STATEHOUSE-There has been a considerable amount of clamoring in recent days about funding for the CHOICE home health care program. Some advocacy groups, including the association representing the regional Area Agencies on Aging (AAAs) that administer the CHOICE program, have claimed that the Family and Social Services Administration (FSSA) plans to reduce CHOICE funding below current fiscal year (FY) 2011 levels in the upcoming fiscal year.
"We have reviewed these claims with state budget agency officials and FSSA, and cannot verify these claims. In fact, they appear to be incorrect," stated Rep. Jeff Espich (R-Uniondale).

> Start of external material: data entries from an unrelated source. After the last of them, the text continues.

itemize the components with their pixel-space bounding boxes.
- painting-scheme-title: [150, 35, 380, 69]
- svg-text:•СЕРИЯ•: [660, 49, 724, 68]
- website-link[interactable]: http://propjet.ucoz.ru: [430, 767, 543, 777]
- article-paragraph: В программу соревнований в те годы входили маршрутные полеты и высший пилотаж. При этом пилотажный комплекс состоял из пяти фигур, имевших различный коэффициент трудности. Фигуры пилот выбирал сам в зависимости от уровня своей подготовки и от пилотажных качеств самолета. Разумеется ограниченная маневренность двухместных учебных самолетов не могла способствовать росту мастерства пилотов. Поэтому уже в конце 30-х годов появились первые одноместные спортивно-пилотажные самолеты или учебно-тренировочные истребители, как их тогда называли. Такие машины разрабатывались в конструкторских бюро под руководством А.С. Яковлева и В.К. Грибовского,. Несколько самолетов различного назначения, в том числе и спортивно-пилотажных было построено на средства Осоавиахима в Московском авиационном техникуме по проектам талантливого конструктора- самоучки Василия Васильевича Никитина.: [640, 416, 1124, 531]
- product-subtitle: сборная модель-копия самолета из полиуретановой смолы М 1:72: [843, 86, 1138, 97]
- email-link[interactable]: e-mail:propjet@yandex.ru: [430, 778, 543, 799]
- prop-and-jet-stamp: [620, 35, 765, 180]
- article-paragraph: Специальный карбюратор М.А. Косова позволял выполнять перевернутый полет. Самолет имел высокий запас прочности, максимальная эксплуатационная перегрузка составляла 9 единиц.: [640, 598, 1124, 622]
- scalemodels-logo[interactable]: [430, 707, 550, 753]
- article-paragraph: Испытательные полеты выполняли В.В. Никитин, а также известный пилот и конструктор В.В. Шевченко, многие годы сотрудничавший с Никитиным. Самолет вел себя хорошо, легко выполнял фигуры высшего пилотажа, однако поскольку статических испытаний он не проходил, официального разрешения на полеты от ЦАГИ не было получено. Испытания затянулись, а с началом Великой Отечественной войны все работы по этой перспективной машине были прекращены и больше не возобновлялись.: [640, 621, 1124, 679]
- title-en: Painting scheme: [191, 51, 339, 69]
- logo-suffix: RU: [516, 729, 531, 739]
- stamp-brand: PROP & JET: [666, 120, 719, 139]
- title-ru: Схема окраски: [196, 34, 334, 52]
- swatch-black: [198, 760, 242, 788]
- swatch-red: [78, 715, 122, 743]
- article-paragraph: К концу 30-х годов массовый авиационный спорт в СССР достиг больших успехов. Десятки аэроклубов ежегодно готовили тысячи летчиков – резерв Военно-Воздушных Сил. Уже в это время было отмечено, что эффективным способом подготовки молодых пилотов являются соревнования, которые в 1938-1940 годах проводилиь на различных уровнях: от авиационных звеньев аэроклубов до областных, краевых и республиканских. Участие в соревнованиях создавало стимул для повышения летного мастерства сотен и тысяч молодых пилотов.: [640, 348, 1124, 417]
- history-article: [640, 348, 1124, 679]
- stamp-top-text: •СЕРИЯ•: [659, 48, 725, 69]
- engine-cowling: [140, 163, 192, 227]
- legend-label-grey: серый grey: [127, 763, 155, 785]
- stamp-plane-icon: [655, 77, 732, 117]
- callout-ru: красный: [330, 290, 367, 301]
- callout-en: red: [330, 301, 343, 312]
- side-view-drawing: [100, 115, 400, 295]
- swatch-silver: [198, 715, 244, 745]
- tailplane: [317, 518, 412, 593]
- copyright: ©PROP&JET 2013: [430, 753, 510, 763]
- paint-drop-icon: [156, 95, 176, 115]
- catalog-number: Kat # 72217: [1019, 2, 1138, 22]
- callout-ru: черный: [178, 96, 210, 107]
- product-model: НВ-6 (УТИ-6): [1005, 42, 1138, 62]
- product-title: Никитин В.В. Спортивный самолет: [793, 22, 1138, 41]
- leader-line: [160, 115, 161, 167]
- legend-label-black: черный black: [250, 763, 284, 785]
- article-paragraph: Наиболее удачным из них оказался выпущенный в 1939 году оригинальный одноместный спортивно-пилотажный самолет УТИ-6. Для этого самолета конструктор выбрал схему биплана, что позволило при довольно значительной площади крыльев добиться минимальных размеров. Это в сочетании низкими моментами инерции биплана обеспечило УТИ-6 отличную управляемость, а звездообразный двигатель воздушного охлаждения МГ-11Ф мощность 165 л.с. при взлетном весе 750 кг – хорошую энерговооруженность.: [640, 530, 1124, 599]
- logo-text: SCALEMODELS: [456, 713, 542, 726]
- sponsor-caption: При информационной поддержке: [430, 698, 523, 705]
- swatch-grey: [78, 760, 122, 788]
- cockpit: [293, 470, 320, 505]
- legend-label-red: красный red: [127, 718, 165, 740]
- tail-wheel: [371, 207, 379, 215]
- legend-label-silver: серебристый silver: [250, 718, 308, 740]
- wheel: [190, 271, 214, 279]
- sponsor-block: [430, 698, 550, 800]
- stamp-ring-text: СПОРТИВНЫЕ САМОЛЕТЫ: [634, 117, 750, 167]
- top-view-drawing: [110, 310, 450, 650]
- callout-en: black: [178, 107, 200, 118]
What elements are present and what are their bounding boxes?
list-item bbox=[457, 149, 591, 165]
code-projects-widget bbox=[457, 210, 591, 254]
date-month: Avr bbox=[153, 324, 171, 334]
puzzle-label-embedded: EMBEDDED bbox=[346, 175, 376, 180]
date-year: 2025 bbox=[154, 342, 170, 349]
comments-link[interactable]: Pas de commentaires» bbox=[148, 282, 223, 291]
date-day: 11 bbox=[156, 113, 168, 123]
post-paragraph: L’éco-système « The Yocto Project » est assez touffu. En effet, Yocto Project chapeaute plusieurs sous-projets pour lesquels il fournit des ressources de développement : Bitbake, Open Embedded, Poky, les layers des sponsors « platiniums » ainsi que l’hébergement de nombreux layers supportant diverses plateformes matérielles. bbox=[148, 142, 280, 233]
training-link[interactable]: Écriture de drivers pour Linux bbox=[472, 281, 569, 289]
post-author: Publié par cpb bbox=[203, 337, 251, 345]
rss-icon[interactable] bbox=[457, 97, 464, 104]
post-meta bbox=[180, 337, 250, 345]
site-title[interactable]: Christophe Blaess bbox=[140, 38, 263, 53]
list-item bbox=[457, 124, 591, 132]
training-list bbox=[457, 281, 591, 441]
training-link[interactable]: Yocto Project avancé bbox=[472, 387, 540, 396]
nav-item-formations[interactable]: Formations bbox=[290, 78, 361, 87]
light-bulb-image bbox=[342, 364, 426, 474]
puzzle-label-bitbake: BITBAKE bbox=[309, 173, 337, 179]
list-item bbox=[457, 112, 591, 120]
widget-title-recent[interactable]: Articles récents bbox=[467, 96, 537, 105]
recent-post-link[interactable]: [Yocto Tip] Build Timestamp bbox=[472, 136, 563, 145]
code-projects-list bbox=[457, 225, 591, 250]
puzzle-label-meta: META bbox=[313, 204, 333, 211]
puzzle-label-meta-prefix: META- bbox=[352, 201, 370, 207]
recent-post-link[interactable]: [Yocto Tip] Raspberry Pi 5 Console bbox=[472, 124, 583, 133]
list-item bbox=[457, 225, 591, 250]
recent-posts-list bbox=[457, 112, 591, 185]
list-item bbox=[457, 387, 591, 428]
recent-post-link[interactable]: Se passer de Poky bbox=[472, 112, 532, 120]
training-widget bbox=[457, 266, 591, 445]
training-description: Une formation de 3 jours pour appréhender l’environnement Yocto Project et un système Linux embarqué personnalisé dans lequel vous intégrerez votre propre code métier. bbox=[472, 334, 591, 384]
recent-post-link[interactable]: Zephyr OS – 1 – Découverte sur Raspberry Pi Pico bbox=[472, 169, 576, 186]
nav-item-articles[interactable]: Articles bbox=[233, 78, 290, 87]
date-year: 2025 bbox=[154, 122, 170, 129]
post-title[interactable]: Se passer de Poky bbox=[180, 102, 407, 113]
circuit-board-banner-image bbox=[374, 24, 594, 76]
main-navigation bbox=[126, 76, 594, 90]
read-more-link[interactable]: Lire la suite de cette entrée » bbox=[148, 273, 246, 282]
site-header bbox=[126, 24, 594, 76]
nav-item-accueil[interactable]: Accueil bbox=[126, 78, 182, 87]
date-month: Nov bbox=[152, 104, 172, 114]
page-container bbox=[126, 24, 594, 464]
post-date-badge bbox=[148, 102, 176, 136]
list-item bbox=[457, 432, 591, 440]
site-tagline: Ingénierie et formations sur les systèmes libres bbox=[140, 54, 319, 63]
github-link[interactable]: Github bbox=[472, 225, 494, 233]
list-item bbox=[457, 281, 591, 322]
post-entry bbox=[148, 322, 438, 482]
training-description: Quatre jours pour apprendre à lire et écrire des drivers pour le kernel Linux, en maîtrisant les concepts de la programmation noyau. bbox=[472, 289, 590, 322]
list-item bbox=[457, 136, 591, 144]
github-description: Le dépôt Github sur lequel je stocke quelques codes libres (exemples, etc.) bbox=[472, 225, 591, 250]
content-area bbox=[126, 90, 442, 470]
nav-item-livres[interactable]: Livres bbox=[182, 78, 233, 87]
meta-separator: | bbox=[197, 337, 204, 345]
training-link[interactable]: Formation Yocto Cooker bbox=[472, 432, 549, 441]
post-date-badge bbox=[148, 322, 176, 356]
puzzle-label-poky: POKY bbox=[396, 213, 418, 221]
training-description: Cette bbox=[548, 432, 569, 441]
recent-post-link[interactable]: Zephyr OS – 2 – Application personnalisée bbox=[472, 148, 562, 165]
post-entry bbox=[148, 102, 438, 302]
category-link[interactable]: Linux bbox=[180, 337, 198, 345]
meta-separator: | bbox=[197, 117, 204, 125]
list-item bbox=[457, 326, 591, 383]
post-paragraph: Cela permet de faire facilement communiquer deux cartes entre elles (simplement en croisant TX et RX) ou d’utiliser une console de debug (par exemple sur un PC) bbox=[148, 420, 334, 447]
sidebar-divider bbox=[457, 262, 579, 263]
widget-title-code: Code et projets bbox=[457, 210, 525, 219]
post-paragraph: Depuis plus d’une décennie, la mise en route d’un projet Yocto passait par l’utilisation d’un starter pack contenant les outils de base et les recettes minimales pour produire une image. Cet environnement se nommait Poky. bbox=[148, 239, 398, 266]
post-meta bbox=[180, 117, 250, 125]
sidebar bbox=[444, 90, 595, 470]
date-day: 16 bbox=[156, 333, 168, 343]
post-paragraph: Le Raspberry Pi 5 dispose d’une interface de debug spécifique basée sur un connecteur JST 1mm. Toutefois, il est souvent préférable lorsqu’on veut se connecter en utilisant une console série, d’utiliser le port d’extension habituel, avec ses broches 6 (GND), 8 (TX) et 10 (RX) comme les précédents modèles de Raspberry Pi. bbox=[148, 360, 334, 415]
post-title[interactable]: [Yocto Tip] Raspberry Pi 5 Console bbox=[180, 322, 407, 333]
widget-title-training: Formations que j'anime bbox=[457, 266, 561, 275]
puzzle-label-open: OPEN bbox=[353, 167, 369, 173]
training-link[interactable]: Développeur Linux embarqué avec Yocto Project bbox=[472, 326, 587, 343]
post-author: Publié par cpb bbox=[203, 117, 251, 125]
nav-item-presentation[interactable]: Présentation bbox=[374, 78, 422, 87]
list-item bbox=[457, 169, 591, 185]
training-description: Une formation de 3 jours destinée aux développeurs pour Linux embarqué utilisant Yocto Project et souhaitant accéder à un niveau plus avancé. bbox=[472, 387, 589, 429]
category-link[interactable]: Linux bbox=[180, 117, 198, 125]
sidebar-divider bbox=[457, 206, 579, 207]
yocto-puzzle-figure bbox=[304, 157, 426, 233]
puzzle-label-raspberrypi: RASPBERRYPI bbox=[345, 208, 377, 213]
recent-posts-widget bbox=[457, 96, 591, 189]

Much of the confusion over the issue stems from the fact that FSSA-at the request of the AAAs-took the unusual step of issuing CHOICE contracts a full month earlier than normal this year.
"Funding for the CHOICE program in FY 2012 will be equal to the amount of funding made available in FY 2011," said Sen. Luke Kenley (R-Noblesville). "It is important to remember that the executive branch has the authority to reduce funding in all areas of the budget when the need arises, and that could occur in the future if revenue shortfalls occur."
At the time, the contract amounts had not yet been finalized, so the initial contracts were issued for an amount that was less than the roughly $28 million awarded in FY 2011. After issuing the initial contracts, FSSA officials informed the AAAs that the contracts would be amended so that the total funding for the CHOICE program in FY 2012 would be the same as in FY 2011.
"FSSA's intentions were clearly communicated to the AAAs, so there should have been no surprises," said Sen. Kenley.
"It is my hope that this brief explanation has shed some much needed light on this issue," said Rep. Espich.